Privatisation of Delhi Vidyut Board in 2002 was a watershed development in the country’s power distribution reform. Its successful implementation was expected to encourage other states to move toward distribution reform given the unsustainable commercial losses of state electricity boards (SEBs). However, that has not happened. States still find distribution reforms politically difficult to implement. Populism continues to prevail over economic prudence when it comes to the power distribution reform.
Even in Delhi, public acceptance of privatisation remains low despite the fact that quality of power supply and customer care has significantly improved in its wake. Moves by discoms to seek tariff hikes are usually met with public resistance.
The situation is likely to worsen in coming year as cost of electricity generation is rising fast in the country due to increase in cost of fuel as also because of rise in power equipment price. That aside, the government’s plan to increase share of renewable power in the country’s electricity mix can significantly raise power purchase cost of utilities ?in coming years.
SEBs’ aggregated commercial losses still remain in the range of 30% despite huge spending by the central government under accelerated power development and reform programme (APDRP). SEBs’ losses in the fiscal 2009-10 are projected to have hit Rs 70,000 crore.
The emerging scenario brings to the fore the urgency of building a national consensus over privatisation of power distribution in the country given the critical role of privatization in turning around DVB’s financial health as also quality and reliability of electricity supply in the capital.
In his recent book Reforming Power Sector Reforms: Multiple Conflicts, Democratic Solution, Harish K Ahuja has pushed for ?adopting a democratic rather than top-down approach to power sector reforms. The author, a civil servant, has seen privatization of DVB from close quarters as a deputy secretary in the department of power, Delhi. He has also served at key positions in joint electricity commissions of UTs and Goa. His suggestions are based on findings of a research work undertaken by him.
Specifically, the author has suggested adopting an approach based on transparency in functioning of utilities , consumer empowerment and public participation in decision-making to provide legitimacy to the privatisation process.
The author has suggested public listing of distribution companies to bring transparency in their functioning and build public confidence.
The author used research tools like ?Social Multi Criteria Evaluation (SMCE) and Novel Approach to Imprecise Assessment and Decision Environments (NAIADE) for evaluating the success of power reforms in Delhi.
Any move to impose reforms on electricity consumers is likely to yield sub-optimum results and could unravel later even if initially successful. Interests of consumers and utilities do not always gel. Conflicts of interests are likely to emerge. Fixing power distribution requires economic management but also public support.

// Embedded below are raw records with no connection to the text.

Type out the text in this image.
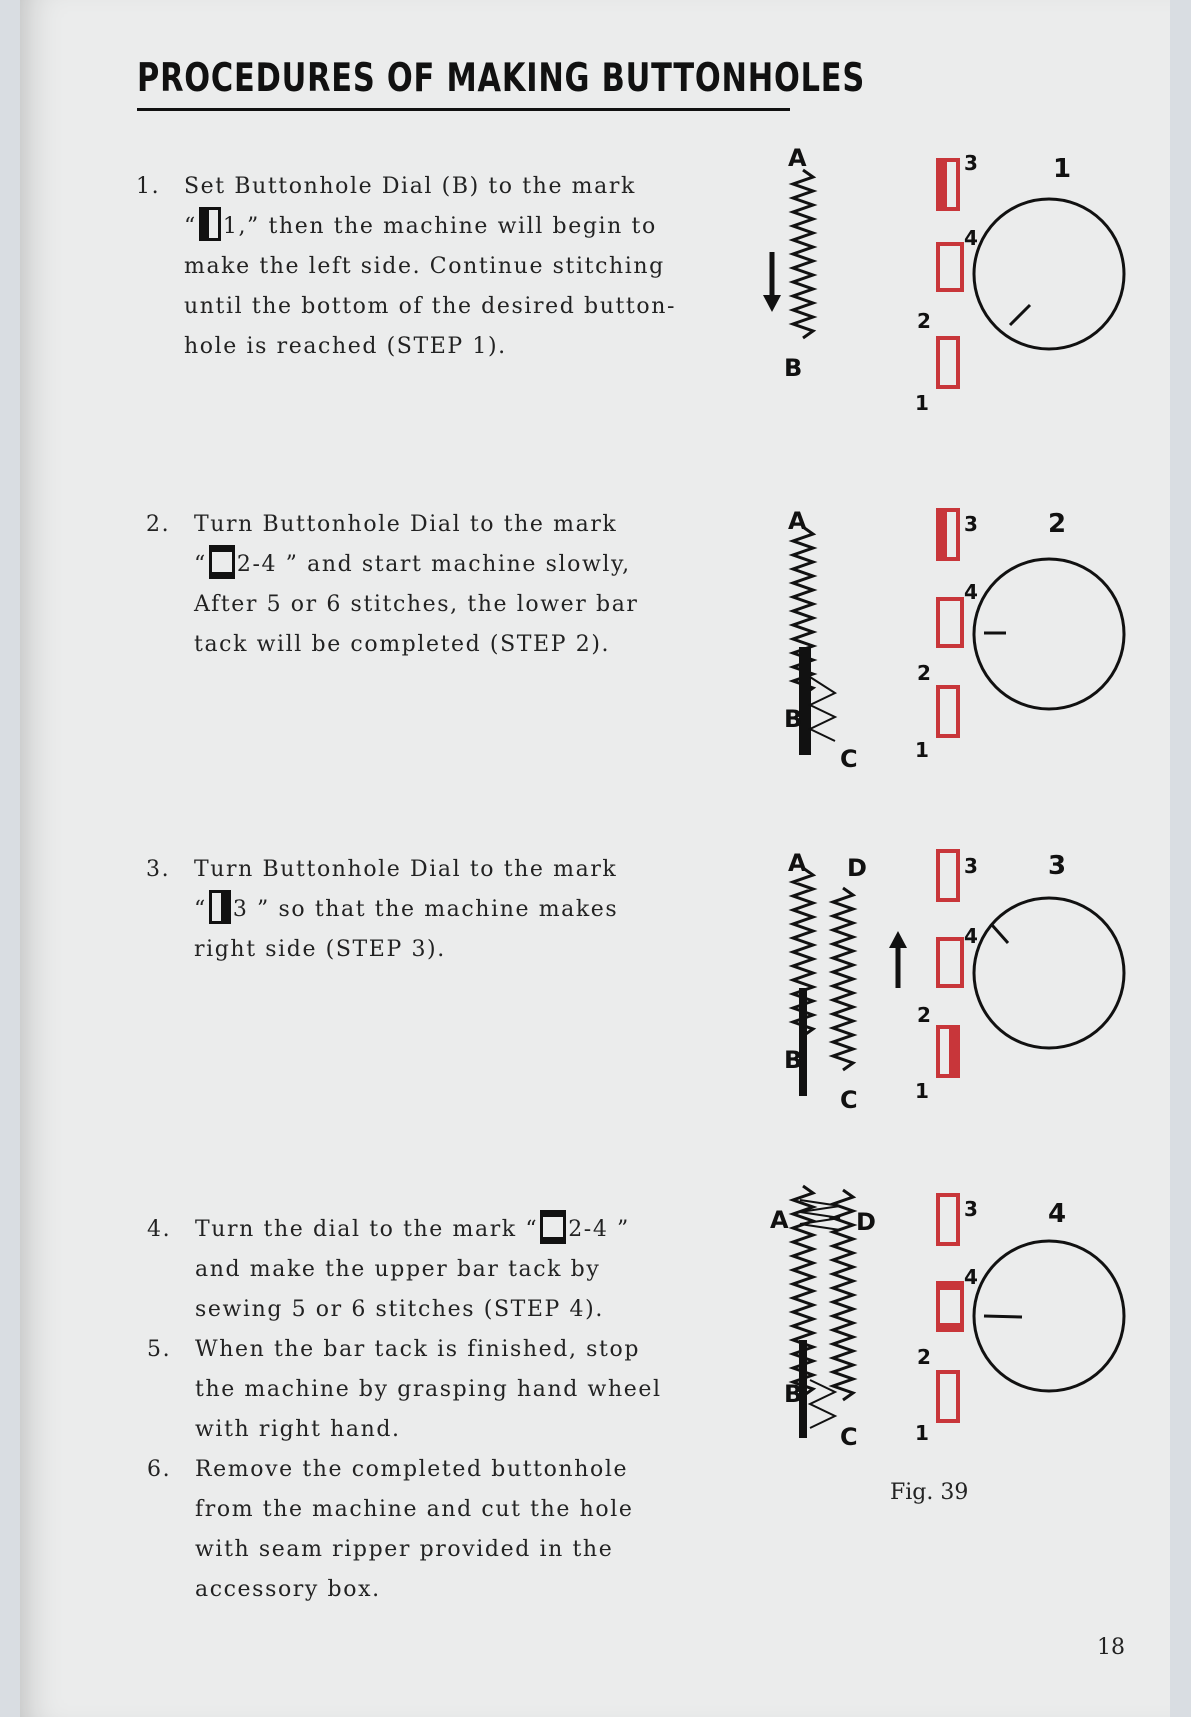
PROCEDURES OF MAKING BUTTONHOLES
1. Set Buttonhole Dial (B) to the mark
“ 1,” then the machine will begin to
make the left side. Continue stitching
until the bottom of the desired button-
hole is reached (STEP 1).
2. Turn Buttonhole Dial to the mark
“ 2-4 ” and start machine slowly,
After 5 or 6 stitches, the lower bar
tack will be completed (STEP 2).
3. Turn Buttonhole Dial to the mark
“ 3 ” so that the machine makes
right side (STEP 3).
4. Turn the dial to the mark “ 2-4 ”
and make the upper bar tack by
sewing 5 or 6 stitches (STEP 4).
5. When the bar tack is finished, stop
the machine by grasping hand wheel
with right hand.
6. Remove the completed buttonhole
from the machine and cut the hole
with seam ripper provided in the
accessory box.
A
B
3
4
2
1
1
B
A
C
3
4
2
1
2
A D
B
C
3
4
2
1
3
A	D
B
C
3
4
2
1
4
Fig. 39
18
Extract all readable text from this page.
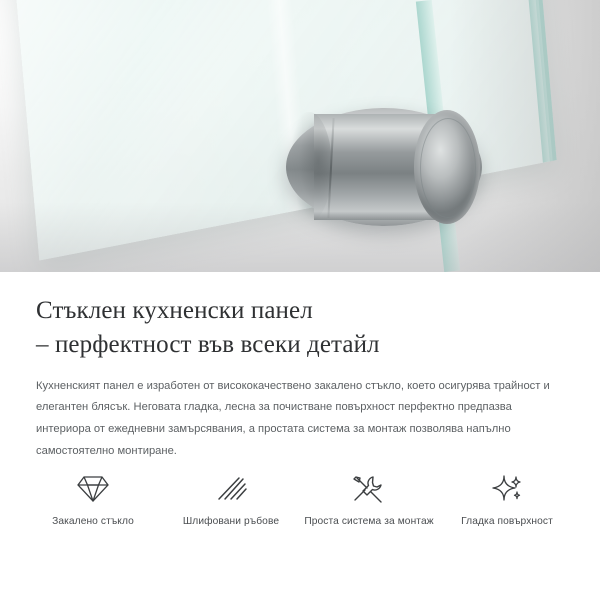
Стъклен кухненски панел
– перфектност във всеки детайл

Кухненският панел е изработен от висококачествено закалено стъкло, което осигурява трайност и елегантен блясък. Неговата гладка, лесна за почистване повърхност перфектно предпазва интериора от ежедневни замърсявания, а простата система за монтаж позволява напълно самостоятелно монтиране.

Закалено стъкло	Шлифовани ръбове	Проста система за монтаж	Гладка повърхност
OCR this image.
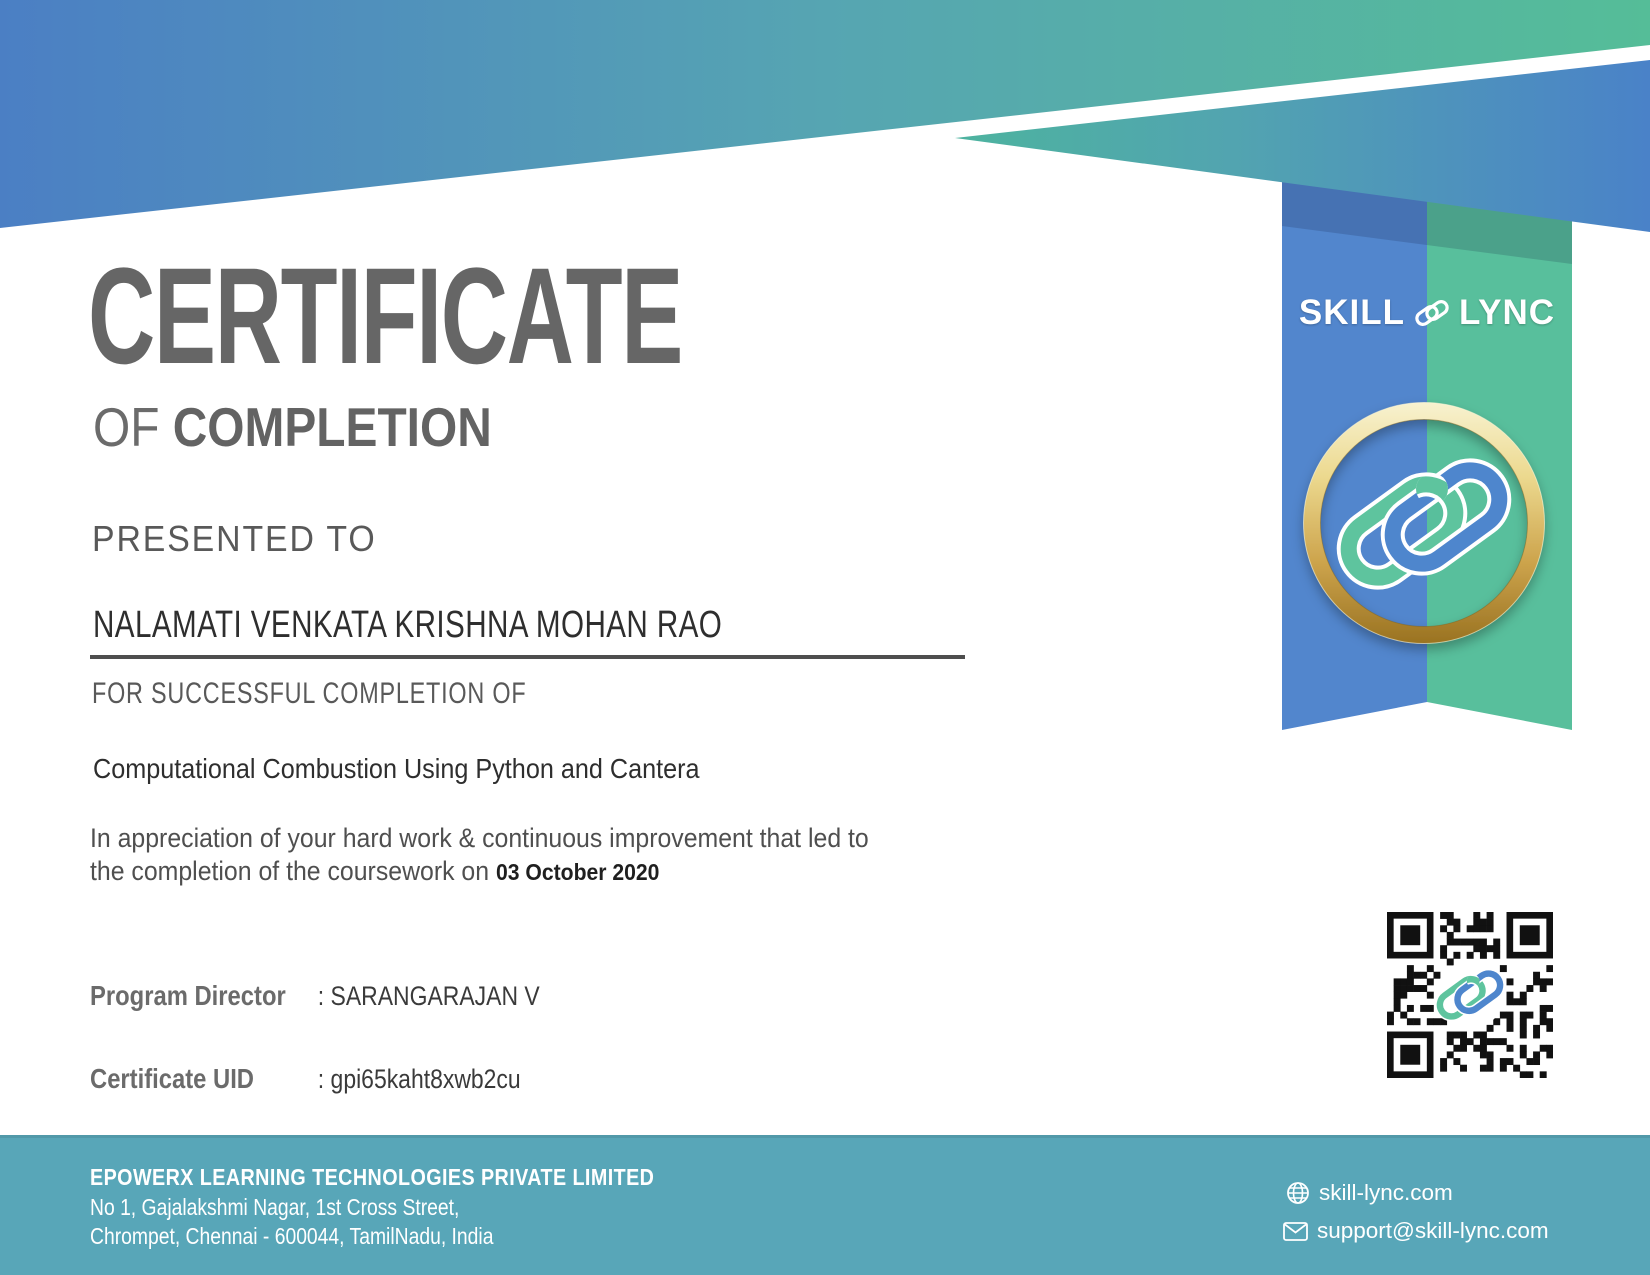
SKILL LYNC
CERTIFICATE
OF COMPLETION
PRESENTED TO
NALAMATI VENKATA KRISHNA MOHAN RAO
FOR SUCCESSFUL COMPLETION OF
Computational Combustion Using Python and Cantera
In appreciation of your hard work & continuous improvement that led to
the completion of the coursework on 03 October 2020
Program Director : SARANGARAJAN V
Certificate UID : gpi65kaht8xwb2cu
EPOWERX LEARNING TECHNOLOGIES PRIVATE LIMITED
No 1, Gajalakshmi Nagar, 1st Cross Street,
Chrompet, Chennai - 600044, TamilNadu, India
skill-lync.com
support@skill-lync.com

?In case of Delhi power distribution reform, it can be summed up that while major achievements have been accomplished, and the new regime certainly is an improvement over the DVB, important issues threaten its direction and sustainability,? the author says. It is not that starting privatization is difficult, ?sustaining it could prove even a bigger challenge.
The multidimensional nature of the power sector calls for a design of reform which is not based on the conventional reductionist approach. Any unrealistic simplification of underlying complexities could lead to disastrous consequences.
Complexity of state power distribution sector has even eluded policy makers. In the past, the Centre formulated policies to encourage states on reform but had to relax or withdraw them later when it realized the difficulty of state governments.
How strong is the public resistance to distribution reform can be gauged from the fact that the Union power ministry has inserted in the mega power project policy conditionality that to avail mega status, states need to privatize their metros with population above 1 million to avail of this benefit. However, this carrot-and-stick policy of the power ministry has failed to work as most of the states are not in a position to comply with this condition. Unable to sell its reform prescription to states, the ministry has been forced to provide exemption to ensure that its power generation capacity addition programme does not get impacted.
Private participation in power generation capacity addition is rising fast. However, the distribution sector, which is the only point of revenue generation for these investors, is running into huge losses. Most of the SEBs are financially in bad shape. If finances of these SEBs continue to deteriorate at this pace, they might soon become bankrupt.
Private investors are putting their money into power generation and transmission in the hope that the sick distribution sector would be revived. If they lose hope, investment inflows into power generation and transmission would also choke. In that case, it might not be possible for the country to maintain its high-growth momentum. Time is running out for states on power distribution reform. Ahuja’s book should be a good reference document for power sector policy makers in states.